Regia di Akira Kurosawa vedi scheda film
Ci vuole un genio del cinema come Kurosawa per rendere visibile la profondità interiore, trasformandola in una sorta di emanazione calda e vibrante, una forza magnetica che attrae e respinge a seconda delle circostanze. Il protagonista è circondato da un magia semplice, ma sovrumana nella sua imperturbabile ed incondizionata generosità; lo choc di essere stato graziato pochi istanti prima dell’esecuzione è come un grido di gioia represso che si è sublimato in un perenne, serafico incanto. La sua idiozia non è null’altro che la pace con se stessi e con il prossimo, ed il rifiuto dei meccanismi della competizione e della corsa al successo. La donna per lui non è né oggetto di baratto né traguardo di conquista, bensì una persona da adorare e coprire di cure ed attenzioni. Quest’approccio romantico ed ingenuo all’amore è un frammento di assoluto, in cui il melodramma si incrocia con la favola ed il dramma a sfondo morale.
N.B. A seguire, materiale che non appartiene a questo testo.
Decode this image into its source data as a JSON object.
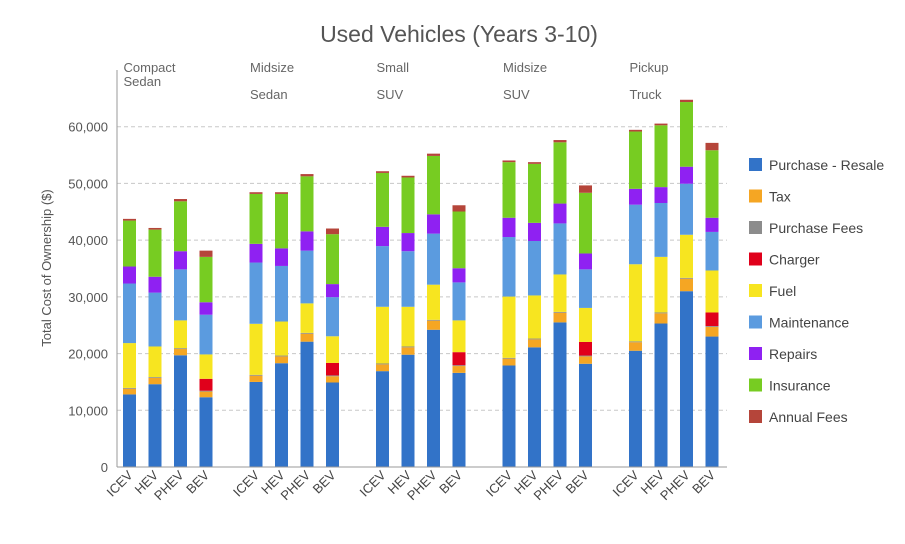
{
  "chart_data": {
    "type": "bar",
    "stacked": true,
    "title": "Used Vehicles (Years 3-10)",
    "ylabel": "Total Cost of Ownership ($)",
    "ylim": [
      0,
      70000
    ],
    "yticks": [
      0,
      10000,
      20000,
      30000,
      40000,
      50000,
      60000
    ],
    "ytick_labels": [
      "0",
      "10,000",
      "20,000",
      "30,000",
      "40,000",
      "50,000",
      "60,000"
    ],
    "grid": true,
    "legend_position": "right",
    "groups": [
      {
        "label_lines": [
          "Compact",
          "Sedan"
        ],
        "categories": [
          "ICEV",
          "HEV",
          "PHEV",
          "BEV"
        ]
      },
      {
        "label_lines": [
          "Midsize",
          "Sedan"
        ],
        "categories": [
          "ICEV",
          "HEV",
          "PHEV",
          "BEV"
        ]
      },
      {
        "label_lines": [
          "Small",
          "SUV"
        ],
        "categories": [
          "ICEV",
          "HEV",
          "PHEV",
          "BEV"
        ]
      },
      {
        "label_lines": [
          "Midsize",
          "SUV"
        ],
        "categories": [
          "ICEV",
          "HEV",
          "PHEV",
          "BEV"
        ]
      },
      {
        "label_lines": [
          "Pickup",
          "Truck"
        ],
        "categories": [
          "ICEV",
          "HEV",
          "PHEV",
          "BEV"
        ]
      }
    ],
    "series": [
      {
        "name": "Purchase - Resale",
        "color": "#3273c8",
        "values": [
          12800,
          14600,
          19700,
          12300,
          15000,
          18300,
          22100,
          14900,
          16900,
          19800,
          24200,
          16600,
          17900,
          21100,
          25500,
          18200,
          20500,
          25300,
          31000,
          23000
        ]
      },
      {
        "name": "Tax",
        "color": "#f5a623",
        "values": [
          1000,
          1100,
          1100,
          1000,
          1100,
          1200,
          1400,
          1100,
          1200,
          1300,
          1600,
          1200,
          1200,
          1400,
          1700,
          1300,
          1500,
          1800,
          2200,
          1700
        ]
      },
      {
        "name": "Purchase Fees",
        "color": "#8c8c8c",
        "values": [
          150,
          150,
          150,
          150,
          150,
          150,
          150,
          150,
          150,
          150,
          150,
          150,
          150,
          150,
          150,
          150,
          150,
          150,
          150,
          150
        ]
      },
      {
        "name": "Charger",
        "color": "#e0001b",
        "values": [
          0,
          0,
          0,
          2100,
          0,
          0,
          0,
          2200,
          0,
          0,
          0,
          2300,
          0,
          0,
          0,
          2400,
          0,
          0,
          0,
          2400
        ]
      },
      {
        "name": "Fuel",
        "color": "#f7e520",
        "values": [
          7900,
          5400,
          4900,
          4300,
          9000,
          6000,
          5200,
          4700,
          10000,
          7000,
          6200,
          5600,
          10800,
          7600,
          6600,
          6000,
          13600,
          9800,
          7600,
          7400
        ]
      },
      {
        "name": "Maintenance",
        "color": "#5b9bdf",
        "values": [
          10500,
          9500,
          9000,
          7000,
          10800,
          9800,
          9300,
          6900,
          10700,
          9800,
          9000,
          6700,
          10500,
          9600,
          9000,
          6800,
          10500,
          9500,
          9000,
          6800
        ]
      },
      {
        "name": "Repairs",
        "color": "#8f21f2",
        "values": [
          3000,
          2800,
          3200,
          2200,
          3300,
          3100,
          3400,
          2300,
          3400,
          3200,
          3400,
          2500,
          3400,
          3200,
          3500,
          2800,
          2800,
          2800,
          3000,
          2500
        ]
      },
      {
        "name": "Insurance",
        "color": "#77cc22",
        "values": [
          8100,
          8300,
          8800,
          8000,
          8800,
          9600,
          9700,
          8800,
          9500,
          9800,
          10300,
          10000,
          9800,
          10400,
          10800,
          10700,
          10100,
          10900,
          11400,
          11900
        ]
      },
      {
        "name": "Annual Fees",
        "color": "#b5453a",
        "values": [
          300,
          300,
          400,
          1100,
          300,
          300,
          400,
          1000,
          300,
          300,
          400,
          1100,
          300,
          300,
          400,
          1300,
          300,
          300,
          400,
          1300
        ]
      }
    ]
  }
}
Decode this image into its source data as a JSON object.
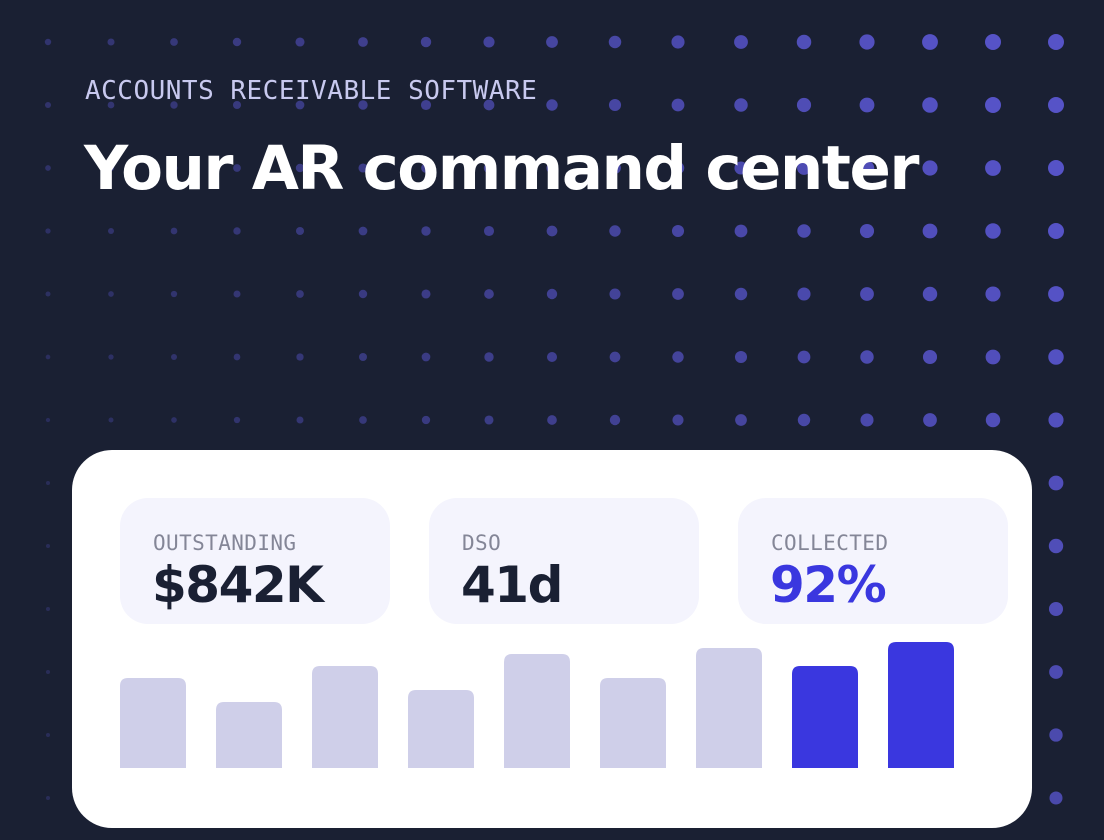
{
  "eyebrow": "ACCOUNTS RECEIVABLE SOFTWARE",
  "headline": "Your AR command center",
  "stats": [
    {
      "label": "OUTSTANDING",
      "value": "$842K"
    },
    {
      "label": "DSO",
      "value": "41d"
    },
    {
      "label": "COLLECTED",
      "value": "92%"
    }
  ],
  "colors": {
    "background": "#1a2033",
    "accent": "#3a37df",
    "bar_muted": "#cfcfe9",
    "dot": "#5653c7",
    "card": "#ffffff",
    "stat_tile": "#f4f4fd"
  },
  "chart_data": {
    "type": "bar",
    "values": [
      90,
      66,
      102,
      78,
      114,
      90,
      120,
      102,
      126
    ],
    "highlighted": [
      false,
      false,
      false,
      false,
      false,
      false,
      false,
      true,
      true
    ],
    "ylim": [
      0,
      126
    ]
  }
}
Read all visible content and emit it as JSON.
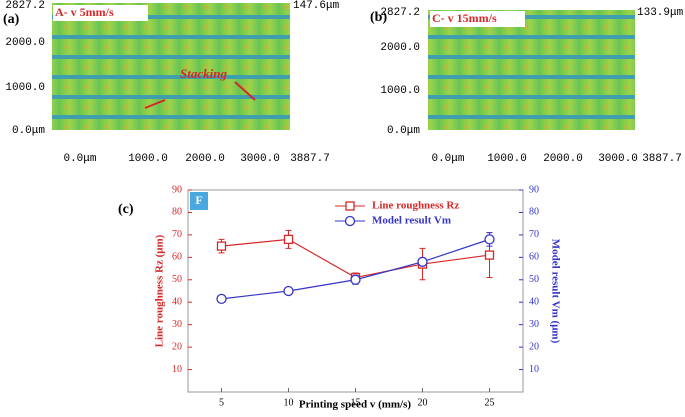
{
  "panels": [
    {
      "label": "(a)",
      "inset_label": "A- v 5mm/s",
      "annotation": "Stacking",
      "scale_max": "147.6μm",
      "y_ticks": [
        "2827.2",
        "2000.0",
        "1000.0",
        "0.0μm"
      ],
      "x_ticks": [
        "0.0μm",
        "1000.0",
        "2000.0",
        "3000.0",
        "3887.7"
      ]
    },
    {
      "label": "(b)",
      "inset_label": "C- v 15mm/s",
      "scale_max": "133.9μm",
      "y_ticks": [
        "2827.2",
        "2000.0",
        "1000.0",
        "0.0μm"
      ],
      "x_ticks": [
        "0.0μm",
        "1000.0",
        "2000.0",
        "3000.0",
        "3887.7"
      ]
    }
  ],
  "chart_data": {
    "type": "line",
    "label": "(c)",
    "tag": "F",
    "x_label": "Printing speed v (mm/s)",
    "y_label": "Line roughness Rz (μm)",
    "y2_label": "Model result Vm (μm)",
    "x": [
      5,
      10,
      15,
      20,
      25
    ],
    "xlim": [
      2.5,
      27.5
    ],
    "xticks": [
      5,
      10,
      15,
      20,
      25
    ],
    "ylim": [
      0,
      90
    ],
    "yticks": [
      10,
      20,
      30,
      40,
      50,
      60,
      70,
      80,
      90
    ],
    "y2lim": [
      0,
      90
    ],
    "y2ticks": [
      10,
      20,
      30,
      40,
      50,
      60,
      70,
      80,
      90
    ],
    "series": [
      {
        "name": "Line roughness Rz",
        "color": "#d62828",
        "marker": "square",
        "values": [
          65,
          68,
          51,
          57,
          61
        ],
        "errors": [
          3,
          4,
          2,
          7,
          10
        ]
      },
      {
        "name": "Model result Vm",
        "color": "#3434c8",
        "marker": "circle",
        "axis": "y2",
        "values": [
          41.5,
          45,
          50,
          58,
          68
        ],
        "errors": [
          null,
          null,
          2,
          null,
          3
        ]
      }
    ]
  }
}
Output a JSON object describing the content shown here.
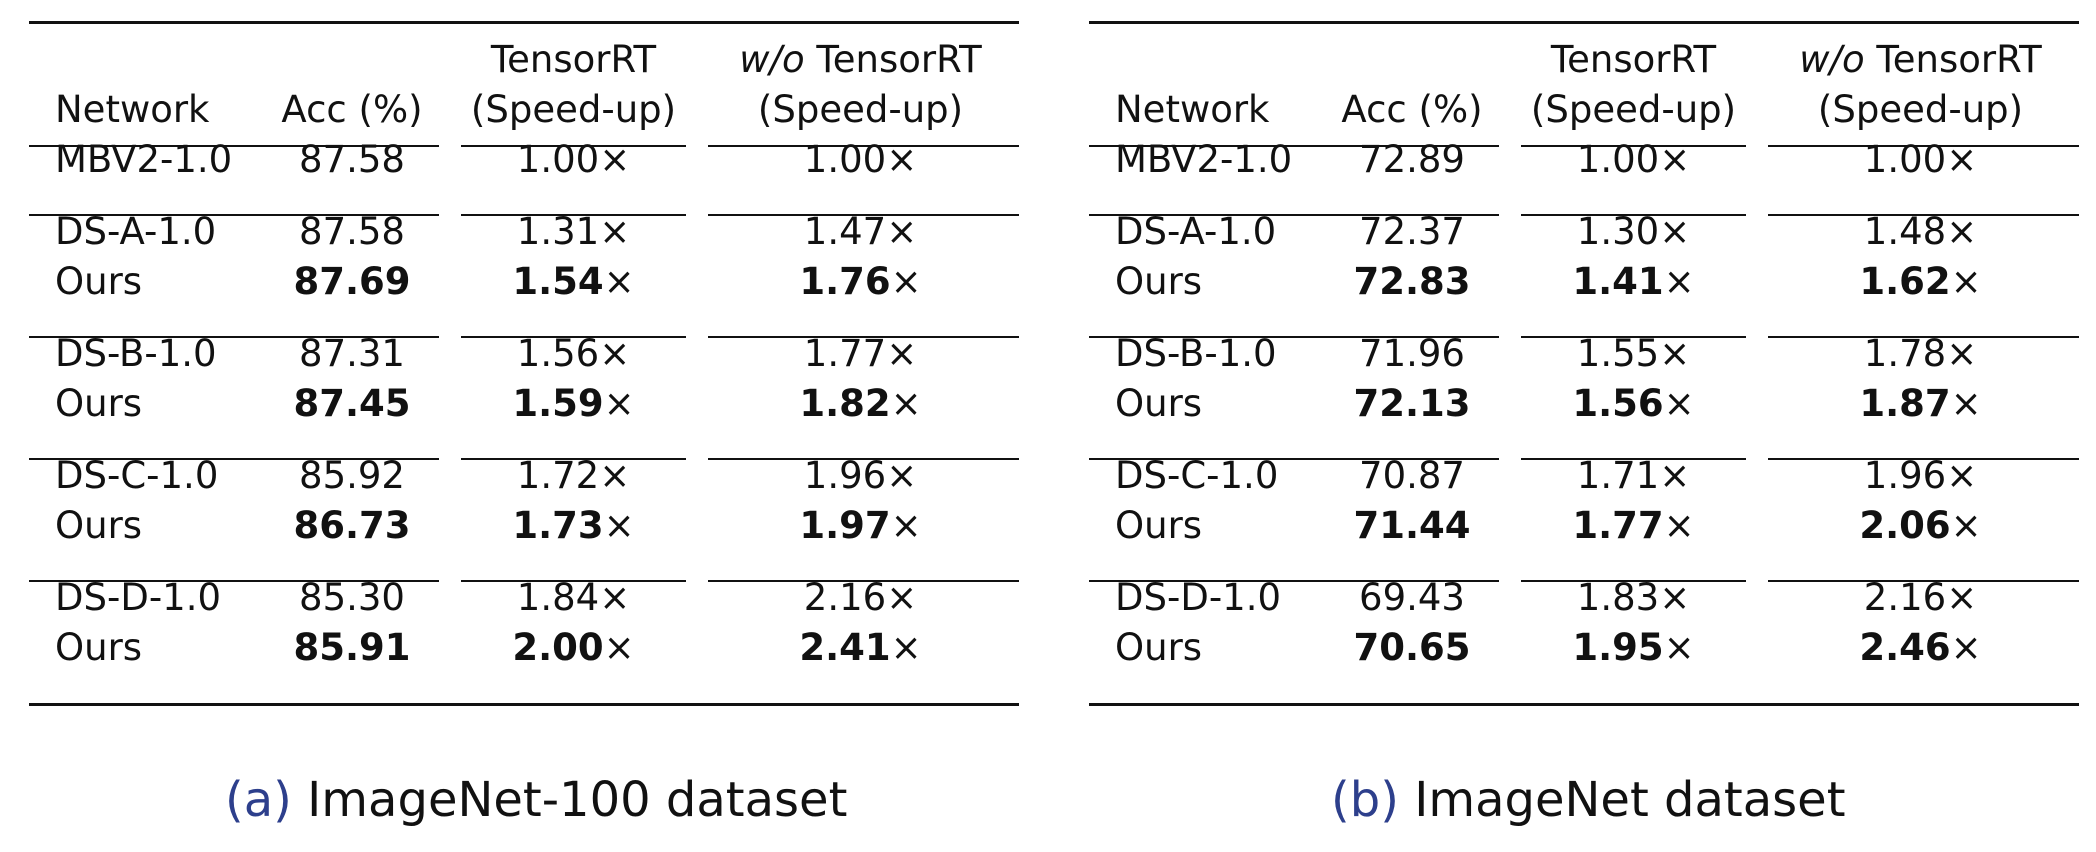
{
  "colors": {
    "caption_label": "#2d3f8c",
    "text": "#111111"
  },
  "headers": {
    "network": "Network",
    "acc": "Acc (%)",
    "trt_line1": "TensorRT",
    "trt_line2": "(Speed-up)",
    "wo_prefix": "w/o",
    "wo_line1_rest": " TensorRT",
    "wo_line2": "(Speed-up)"
  },
  "tables": [
    {
      "caption_label": "(a)",
      "caption_text": "ImageNet-100 dataset",
      "baseline": {
        "network": "MBV2-1.0",
        "acc": "87.58",
        "trt": "1.00",
        "wo": "1.00"
      },
      "groups": [
        {
          "ds": {
            "network": "DS-A-1.0",
            "acc": "87.58",
            "trt": "1.31",
            "wo": "1.47"
          },
          "ours": {
            "network": "Ours",
            "acc": "87.69",
            "trt": "1.54",
            "wo": "1.76"
          }
        },
        {
          "ds": {
            "network": "DS-B-1.0",
            "acc": "87.31",
            "trt": "1.56",
            "wo": "1.77"
          },
          "ours": {
            "network": "Ours",
            "acc": "87.45",
            "trt": "1.59",
            "wo": "1.82"
          }
        },
        {
          "ds": {
            "network": "DS-C-1.0",
            "acc": "85.92",
            "trt": "1.72",
            "wo": "1.96"
          },
          "ours": {
            "network": "Ours",
            "acc": "86.73",
            "trt": "1.73",
            "wo": "1.97"
          }
        },
        {
          "ds": {
            "network": "DS-D-1.0",
            "acc": "85.30",
            "trt": "1.84",
            "wo": "2.16"
          },
          "ours": {
            "network": "Ours",
            "acc": "85.91",
            "trt": "2.00",
            "wo": "2.41"
          }
        }
      ]
    },
    {
      "caption_label": "(b)",
      "caption_text": "ImageNet dataset",
      "baseline": {
        "network": "MBV2-1.0",
        "acc": "72.89",
        "trt": "1.00",
        "wo": "1.00"
      },
      "groups": [
        {
          "ds": {
            "network": "DS-A-1.0",
            "acc": "72.37",
            "trt": "1.30",
            "wo": "1.48"
          },
          "ours": {
            "network": "Ours",
            "acc": "72.83",
            "trt": "1.41",
            "wo": "1.62"
          }
        },
        {
          "ds": {
            "network": "DS-B-1.0",
            "acc": "71.96",
            "trt": "1.55",
            "wo": "1.78"
          },
          "ours": {
            "network": "Ours",
            "acc": "72.13",
            "trt": "1.56",
            "wo": "1.87"
          }
        },
        {
          "ds": {
            "network": "DS-C-1.0",
            "acc": "70.87",
            "trt": "1.71",
            "wo": "1.96"
          },
          "ours": {
            "network": "Ours",
            "acc": "71.44",
            "trt": "1.77",
            "wo": "2.06"
          }
        },
        {
          "ds": {
            "network": "DS-D-1.0",
            "acc": "69.43",
            "trt": "1.83",
            "wo": "2.16"
          },
          "ours": {
            "network": "Ours",
            "acc": "70.65",
            "trt": "1.95",
            "wo": "2.46"
          }
        }
      ]
    }
  ],
  "times_symbol": "×"
}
Il vero tema del film è la sensibilità: la storia si trascina come una languida melodia, toccando uno ad uno, e con la massima delicatezza, i tasti delle emozioni umane. Le anime dei personaggi sciorinano con lentezza le inafferrabili sfumature dei loro sentimenti, e i dialoghi, le espressioni e i gesti accompagnano il loro molle andirivieni percorrendo attentamente il ciglio tra impulso passionale e riflessione etica. Le parole percuotono dolcemente l’atmosfera come tintinnii di campanelli o note di un carillon. Il suono, nel complesso, è squisitamente discreto, però anche discontinuo e freddo, perché segue i singoli, sporadici palpiti dell’essere.
Questo film, più che il racconto di una storia, è la sua chiosa; è il profluvio delle annotazioni in calce che spezza e dilata il corso della narrazione, commentando ogni istante con i desideri, le paure, gli slanci e le avversioni che investono momentaneamente il cuore.